'Disclosure' Allows Trans People To See Themselves On Screen In All Their Glory

Getty Images; Grace Lavery

To put it mildly, Hollywood's relationship with the transgender community is a complicated one. To this day, proper, respectful representation of trans people on the silver screen remains fairly uncommon, even as the fight for trans rights continues on the world stage. Still, trans representation in entertainment has come a long way in a few decades.

Chronicling the Hollywood film industry's journey in trans representation is the Netflix documentary Disclosure. Directed by Sam Feder, Disclosure offers an in-depth look into how trans stories are shared in Hollywood and, more importantly, the impact these films have had on Americans and their perceptions of trans people. Being able to see yourself represented on the big screen can be a major, life-changing moment, and Disclosure manages to deftly explore those moments, good and bad.

Disclosure initially premiered earlier this year at Sundance Film Festival, around the same time Daniel M. Lavery published his newest book, Something That May Shock and Discredit You, a collection of essays about family, faith, his life, and gender transition. After Disclosure's debut, Feder and Lavery spoke about the film and how it, along with Lavery's book, manages to capture the myriad feelings that come with being trans and seeing yourself represented on the big screen. Below are excerpts of their conversation.

On feeling alone in transitioning

Daniel M. Lavery: There can be a perception that transition is something new. Or something that is only now accepted or understood. And I think one of the things that's really meaningful about a [documentary] like [Disclosure] is looking at various points of history when there has been acceptance of trans people.

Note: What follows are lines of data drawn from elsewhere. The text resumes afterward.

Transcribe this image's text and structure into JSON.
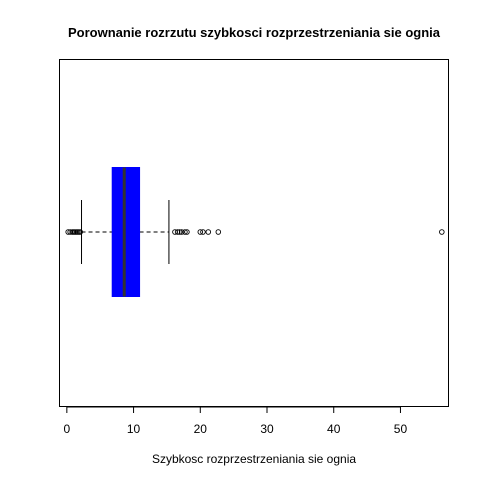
{
  "chart_data": {
    "type": "boxplot",
    "orientation": "horizontal",
    "title": "Porownanie rozrzutu szybkosci rozprzestrzeniania sie ognia",
    "xlabel": "Szybkosc rozprzestrzeniania sie ognia",
    "ylabel": "",
    "xlim": [
      -1.1,
      57.2
    ],
    "xticks": [
      0,
      10,
      20,
      30,
      40,
      50
    ],
    "xtick_labels": [
      "0",
      "10",
      "20",
      "30",
      "40",
      "50"
    ],
    "grid": false,
    "box": {
      "whisker_low": 2.2,
      "q1": 6.8,
      "median": 8.6,
      "q3": 10.9,
      "whisker_high": 15.3,
      "fill_color": "#0000ff",
      "median_color": "#333333"
    },
    "outliers": [
      0.2,
      0.5,
      0.8,
      1.0,
      1.2,
      1.4,
      1.6,
      1.8,
      2.0,
      16.2,
      16.6,
      16.9,
      17.2,
      17.7,
      18.0,
      20.0,
      20.4,
      21.2,
      22.7,
      56.2
    ]
  }
}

So realizing like, 'Oh, I didn't myself invent this 18 months ago!,' is always really, really useful. Because I think many of us can arrive at transition feeling like, 'I'm the only person who's ever felt this way,' or 'I haven't seen anyone talk about this.' There can be this sense of: where's the history? Where's the archives of this?

One of the things that I attempted to do in the book has been [to] grapple with that instinct within me that's like, 'Did I invent this? Am I the first person to feel this way?,' Which meant going back and taking a look at what have other people had to say about transition in literature, transition in film, or transition in stories from the Bible.

On the difficulties of hiring a transgender crew

Feder: One of the most challenging and rewarding [parts of this documentary] was finding trans crew. There's just not that many trans people who have gotten the experience or gotten the opportunity to work, but I was really committed to prioritizing hiring trans people. So I spent many, many months and interviewed and spoke with people all over the country. When we couldn't find the trans person, the non-trans person hired mentored a trans fellow. So that took up a lot of time, but it was the most rewarding aspect behind the scenes.

On the conflicting feelings of seeing yourself on screen

Feder: It was incredibly painful to watch a lot of this footage [about transition in Hollywood]. It's like, wow, I didn't have enough of this imagery in my brain already, now it's just thousands of hours. But it's really rewarding to now know all this and be able to wrestle with it and reorganize it on my own terms.

Lavery: It's the simultaneous distress and excitement that comes from seeing even a snippet of something that looks like transition on screen. When I think about something like Star Trek and the idea that in 1969, there was kind of an episode about somebody transitioning in Star Trek, even though it was wildly misogynistic and totally pessimistic about the idea of transition, it was also thrilling to see it. But I think oftentimes engaging with that history can also be really complex, because it's like it's here, and it hurts, but at least it's there, at least there's a representation.

"It's the simultaneous distress and excitement that comes from seeing even a snippet of something that looks like transition on screen."

Feder: That reminds me of this moment in The Celluloid Closet where someone who was interviewed [for it] talks about [seeing] a film that had lesbians in it. She called one of her best friends, she's like, 'Oh my god, you'll never believe, there's this scene with two lesbians, okay, they were vampires, but it's okay, they were in the movie.' We're constantly struggling with that, with the joy of seeing oneself despite the pain of what's coming along with it.

In Disclosure, there's a section on The Crying Game. It's a pretty difficult moment in the film, and people are talking about how disturbing it was. But then Zack [Drucker] comes in and says, "You know, at the time when I saw The Crying Game, I didn't realize how problematic it was. I just saw this beautiful woman with a penis." So I think everything is always nuanced and complicated and we can really hold all those things and love things critically. I hope people feel that way when they watch Disclosure.

This interview has been condensed and edited for clarity.